Yesterday marked 40 years since Steven Spielberg’s classic film Jaws was released. It is a thrilling film, and changed cinema forever – but it also led to massive misunderstanding of sharks.
Sharks are beautiful, intelligent creatures that have been on the planet for a lot longer than humans - 440 million years in fact. Shark attacks are exceedingly rare – as shown by the consistently minuscule shark attack numbers year after year. Peter Benchley, who wrote ‘Jaws’, became an advocate of ocean and shark conservation saying that if he had to rewrite Jaws, the shark would be the victim, not the villain. The Benchley Awards are unique in acknowledging outstanding achievement each year across many sectors of society leading to the protection of our coasts and oceans. A few weeks ago, two Ocean Elders won awards : For Excellence in National Stewardship – HSH Prince Albert II of Monaco and or for Excellence in Exploration – Nainoa Thompson.

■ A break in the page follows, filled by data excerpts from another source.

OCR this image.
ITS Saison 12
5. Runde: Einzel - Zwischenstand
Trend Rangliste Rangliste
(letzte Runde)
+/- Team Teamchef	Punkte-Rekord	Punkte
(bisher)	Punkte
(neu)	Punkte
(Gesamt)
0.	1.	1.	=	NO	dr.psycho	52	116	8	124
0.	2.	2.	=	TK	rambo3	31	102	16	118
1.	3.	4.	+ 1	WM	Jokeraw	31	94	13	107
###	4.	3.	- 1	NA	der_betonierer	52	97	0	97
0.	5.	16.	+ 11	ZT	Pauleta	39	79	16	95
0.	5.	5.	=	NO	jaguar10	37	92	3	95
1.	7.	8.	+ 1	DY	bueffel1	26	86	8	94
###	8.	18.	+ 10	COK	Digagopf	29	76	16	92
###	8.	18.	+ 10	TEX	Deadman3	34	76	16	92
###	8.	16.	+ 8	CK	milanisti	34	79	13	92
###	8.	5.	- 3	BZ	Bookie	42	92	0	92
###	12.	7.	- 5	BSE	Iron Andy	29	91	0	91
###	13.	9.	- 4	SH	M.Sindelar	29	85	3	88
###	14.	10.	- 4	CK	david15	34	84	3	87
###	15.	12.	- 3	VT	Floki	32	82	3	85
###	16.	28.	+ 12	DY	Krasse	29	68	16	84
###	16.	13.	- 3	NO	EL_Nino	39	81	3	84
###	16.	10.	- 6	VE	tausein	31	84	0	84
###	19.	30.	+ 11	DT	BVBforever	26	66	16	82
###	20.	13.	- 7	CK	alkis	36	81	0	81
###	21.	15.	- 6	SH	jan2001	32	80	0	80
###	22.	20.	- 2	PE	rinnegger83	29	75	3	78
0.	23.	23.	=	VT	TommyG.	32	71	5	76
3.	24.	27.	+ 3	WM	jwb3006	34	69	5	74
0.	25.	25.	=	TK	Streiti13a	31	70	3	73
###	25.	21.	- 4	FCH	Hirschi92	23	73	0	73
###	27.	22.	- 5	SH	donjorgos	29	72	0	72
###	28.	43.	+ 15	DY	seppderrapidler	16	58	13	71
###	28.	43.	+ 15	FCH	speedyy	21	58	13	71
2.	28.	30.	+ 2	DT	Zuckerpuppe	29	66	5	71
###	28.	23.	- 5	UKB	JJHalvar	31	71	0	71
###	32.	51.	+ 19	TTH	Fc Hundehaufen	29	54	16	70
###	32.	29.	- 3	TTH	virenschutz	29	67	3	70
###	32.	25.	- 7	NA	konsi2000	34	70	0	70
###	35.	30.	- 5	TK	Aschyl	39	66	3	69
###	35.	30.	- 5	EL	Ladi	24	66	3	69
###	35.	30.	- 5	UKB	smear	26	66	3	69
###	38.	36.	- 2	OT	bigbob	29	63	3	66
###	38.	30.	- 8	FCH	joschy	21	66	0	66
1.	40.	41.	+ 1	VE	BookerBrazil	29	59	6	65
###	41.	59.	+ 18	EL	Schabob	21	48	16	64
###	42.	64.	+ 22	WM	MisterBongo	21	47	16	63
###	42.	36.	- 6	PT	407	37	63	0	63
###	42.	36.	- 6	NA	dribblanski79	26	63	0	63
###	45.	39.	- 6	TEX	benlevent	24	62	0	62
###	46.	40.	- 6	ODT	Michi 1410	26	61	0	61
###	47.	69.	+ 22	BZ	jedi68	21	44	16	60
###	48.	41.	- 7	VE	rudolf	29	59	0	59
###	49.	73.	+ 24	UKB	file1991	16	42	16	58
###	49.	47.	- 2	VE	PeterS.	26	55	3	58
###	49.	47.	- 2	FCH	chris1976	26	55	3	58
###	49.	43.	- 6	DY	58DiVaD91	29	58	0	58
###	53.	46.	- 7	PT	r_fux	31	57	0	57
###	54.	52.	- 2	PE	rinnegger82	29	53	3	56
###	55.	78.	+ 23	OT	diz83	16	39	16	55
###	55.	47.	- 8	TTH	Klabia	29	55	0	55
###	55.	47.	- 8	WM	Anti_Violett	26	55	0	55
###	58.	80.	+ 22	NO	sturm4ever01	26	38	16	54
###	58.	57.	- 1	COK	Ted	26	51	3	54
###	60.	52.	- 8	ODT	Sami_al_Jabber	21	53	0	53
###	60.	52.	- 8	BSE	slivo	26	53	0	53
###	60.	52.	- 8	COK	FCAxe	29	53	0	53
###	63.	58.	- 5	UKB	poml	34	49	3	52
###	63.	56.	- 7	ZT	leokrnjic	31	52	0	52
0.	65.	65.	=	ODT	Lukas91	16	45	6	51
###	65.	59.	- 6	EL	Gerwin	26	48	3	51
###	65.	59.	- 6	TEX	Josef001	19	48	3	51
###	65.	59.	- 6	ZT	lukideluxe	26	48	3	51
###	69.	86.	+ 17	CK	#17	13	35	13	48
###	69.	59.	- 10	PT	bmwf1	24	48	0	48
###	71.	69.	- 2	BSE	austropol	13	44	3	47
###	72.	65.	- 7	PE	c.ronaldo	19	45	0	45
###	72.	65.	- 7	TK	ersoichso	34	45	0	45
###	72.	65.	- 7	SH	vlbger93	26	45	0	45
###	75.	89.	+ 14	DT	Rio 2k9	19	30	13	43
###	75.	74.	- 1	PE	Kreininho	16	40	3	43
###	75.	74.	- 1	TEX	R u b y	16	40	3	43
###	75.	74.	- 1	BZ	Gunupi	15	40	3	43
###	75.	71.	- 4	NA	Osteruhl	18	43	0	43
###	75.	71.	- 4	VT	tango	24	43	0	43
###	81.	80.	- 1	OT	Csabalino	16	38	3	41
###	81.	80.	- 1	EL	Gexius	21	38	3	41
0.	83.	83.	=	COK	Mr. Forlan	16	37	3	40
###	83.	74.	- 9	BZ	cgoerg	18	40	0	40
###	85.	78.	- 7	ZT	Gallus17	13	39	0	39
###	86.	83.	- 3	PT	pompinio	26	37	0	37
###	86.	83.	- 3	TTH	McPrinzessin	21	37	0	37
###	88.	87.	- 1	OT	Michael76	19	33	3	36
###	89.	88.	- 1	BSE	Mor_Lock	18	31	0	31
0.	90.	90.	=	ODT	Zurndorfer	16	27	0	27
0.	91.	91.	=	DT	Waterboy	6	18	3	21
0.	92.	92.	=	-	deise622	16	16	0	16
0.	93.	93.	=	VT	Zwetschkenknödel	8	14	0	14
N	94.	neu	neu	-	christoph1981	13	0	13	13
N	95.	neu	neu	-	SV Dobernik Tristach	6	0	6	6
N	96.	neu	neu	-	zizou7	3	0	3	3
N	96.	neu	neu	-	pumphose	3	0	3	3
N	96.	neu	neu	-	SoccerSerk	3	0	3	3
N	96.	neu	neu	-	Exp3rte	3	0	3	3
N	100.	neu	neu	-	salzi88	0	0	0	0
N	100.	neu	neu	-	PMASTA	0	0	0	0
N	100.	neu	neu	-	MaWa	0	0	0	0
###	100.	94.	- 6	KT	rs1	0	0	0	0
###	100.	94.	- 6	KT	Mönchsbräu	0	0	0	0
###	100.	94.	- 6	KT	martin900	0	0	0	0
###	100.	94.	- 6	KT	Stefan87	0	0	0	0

I have swum with sharks on many occasions and it is always a magical experience. These include great white sharks and tiger sharks – those most feared by people. Last year, shark expert Dr Neil Hammerschlag told us there have only been 100 bites from tiger sharks on humans since records began. 71 were non-fatal, 29 fatal, equalling 0.2 per year. In contrast, there are more than 1038 human bites on humans in New York city per year.
A staggering 100 million sharks are killed every year by humans, with most of these going to make shark fin soup. A recent study even revealed that eating shark fin soup could increase the likelihood of developing neurodegenerative diseases like Alzheimer’s. As WildAid explain, when the buying stops, the killing can too. In addition, we need to create more shark sanctuaries and introduce global protections too.
While being scared out of your seat by a fictional film is all well and good, in reality there is no reason whatsoever for humans to kill sharks. As the image explains: This is the most dangerous animal in the world. It is responsible for millions of deaths every year. By its side, a great white shark swims peacefully.